Dabei sollte man beachten, dass bei hohen Temperaturen ein erhöhter Trinkbedarf besteht, weil mehr Flüssigkeit und auch Mineralien durch Schwitzen verloren gehen. Dies erhöht die Anfälligkeit für Kreislaufstörungen, Schwächegefühle und auch für Muskelkrämpfe. Besonders beim Schwimmen treten gerne Wadenkrämpfe auf.

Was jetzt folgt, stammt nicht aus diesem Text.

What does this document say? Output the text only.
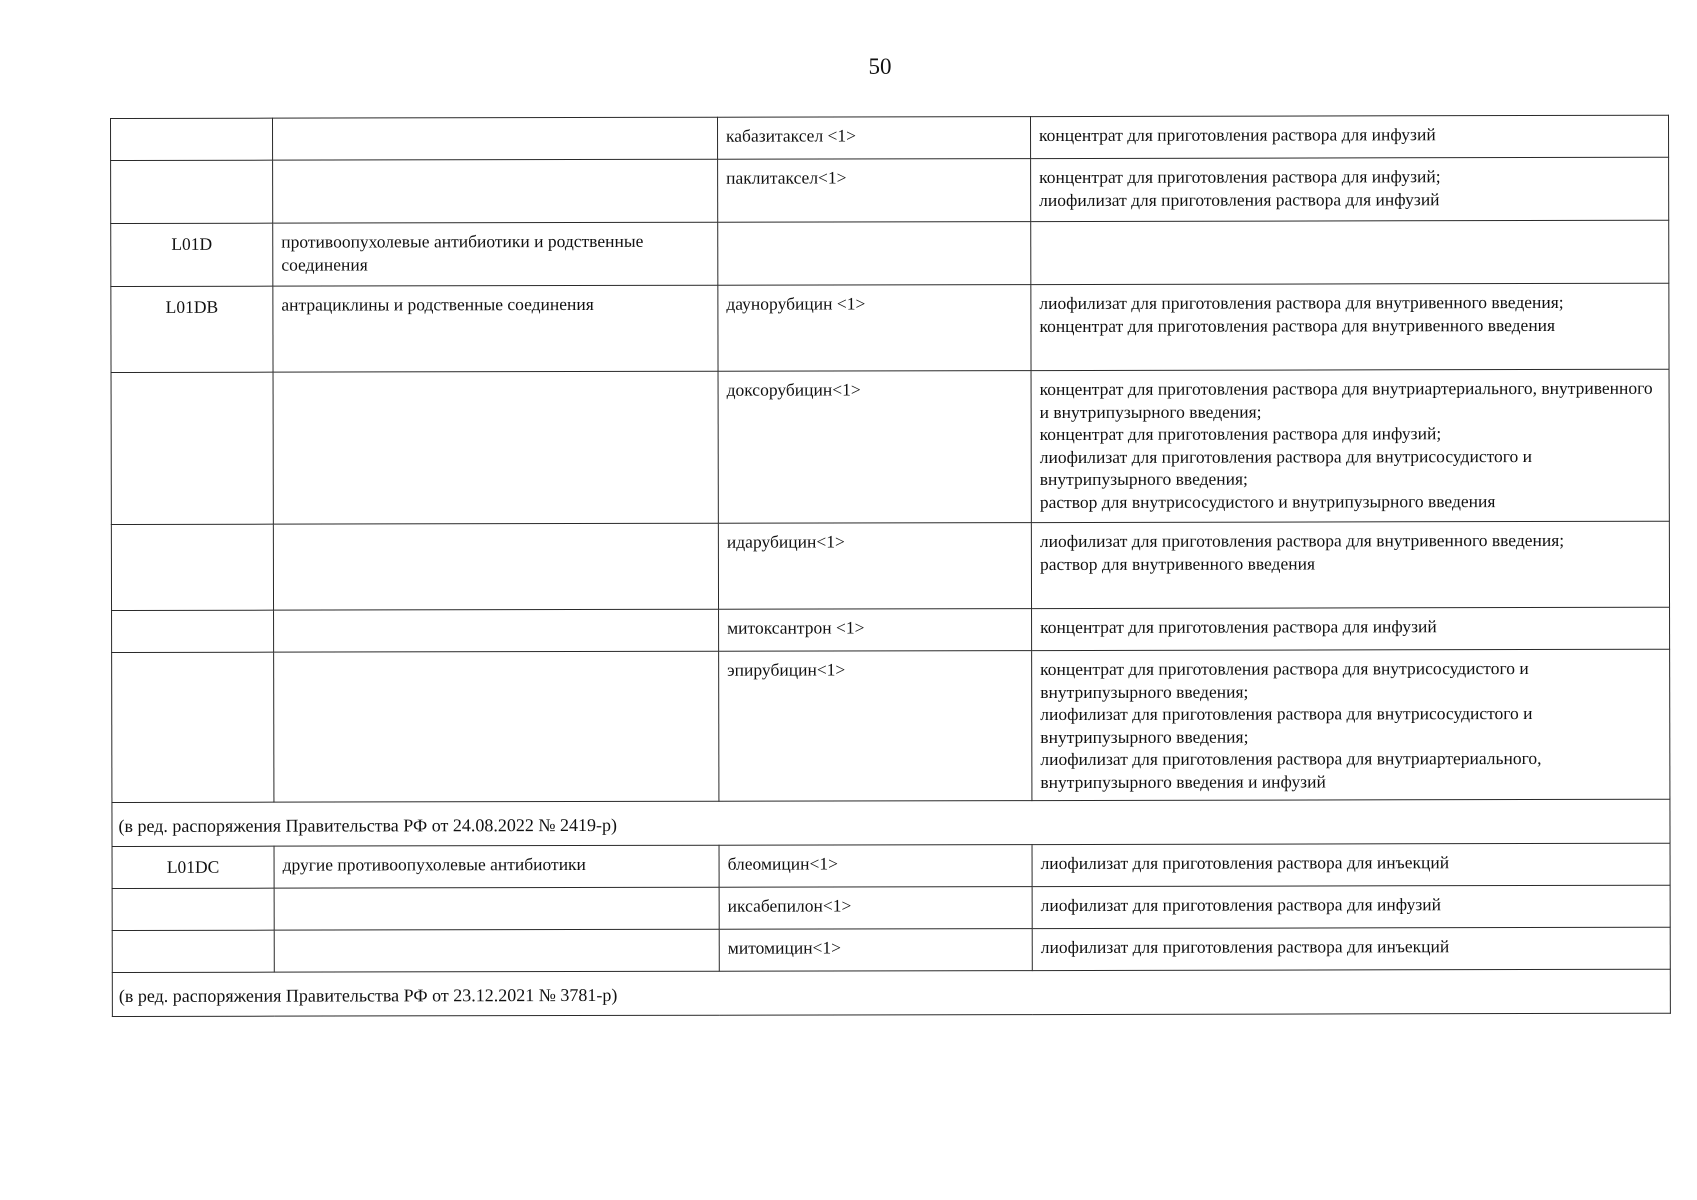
50
		кабазитаксел <1>	концентрат для приготовления раствора для инфузий

		паклитаксел<1>	концентрат для приготовления раствора для инфузий;
лиофилизат для приготовления раствора для инфузий

L01D	противоопухолевые антибиотики и родственные соединения		
L01DB	антрациклины и родственные соединения	даунорубицин <1>	лиофилизат для приготовления раствора для внутривенного введения;
концентрат для приготовления раствора для внутривенного введения

		доксорубицин<1>	концентрат для приготовления раствора для внутриартериального, внутривенного и внутрипузырного введения;
концентрат для приготовления раствора для инфузий;
лиофилизат для приготовления раствора для внутрисосудистого и внутрипузырного введения;
раствор для внутрисосудистого и внутрипузырного введения

		идарубицин<1>	лиофилизат для приготовления раствора для внутривенного введения;
раствор для внутривенного введения

		митоксантрон <1>	концентрат для приготовления раствора для инфузий

		эпирубицин<1>	концентрат для приготовления раствора для внутрисосудистого и внутрипузырного введения;
лиофилизат для приготовления раствора для внутрисосудистого и внутрипузырного введения;
лиофилизат для приготовления раствора для внутриартериального, внутрипузырного введения и инфузий

(в ред. распоряжения Правительства РФ от 24.08.2022 № 2419-р)			
L01DC	другие противоопухолевые антибиотики	блеомицин<1>	лиофилизат для приготовления раствора для инъекций

		иксабепилон<1>	лиофилизат для приготовления раствора для инфузий

		митомицин<1>	лиофилизат для приготовления раствора для инъекций

(в ред. распоряжения Правительства РФ от 23.12.2021 № 3781-р)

Muskelkrämpfe können auch durch Medikamente, Nervenkrankheiten, Durchblutungsstörungen und Stoffwechselstörungen begünstigt werden. Vorbeugen kann man den genannten Beschwerden durch elektrolythaltige Getränke sowie die Einnahme von Magnesium, Kalium und Calcium. Nahrungsmittel wie Bananen und leicht verdauliche Kohlenhydrate sind zu empfehlen. Auch Vitamin K wird eine günstige Wirkung zugeschrieben (Grünkohl, Salate, Spinat, Brokkoli, Petersilie, Schnittlauch, pflanzliche Öle).
Wenn dies beachtet wird, sind Freizeitaktivitäten mit mehr Freude und weniger Gefahr verbunden.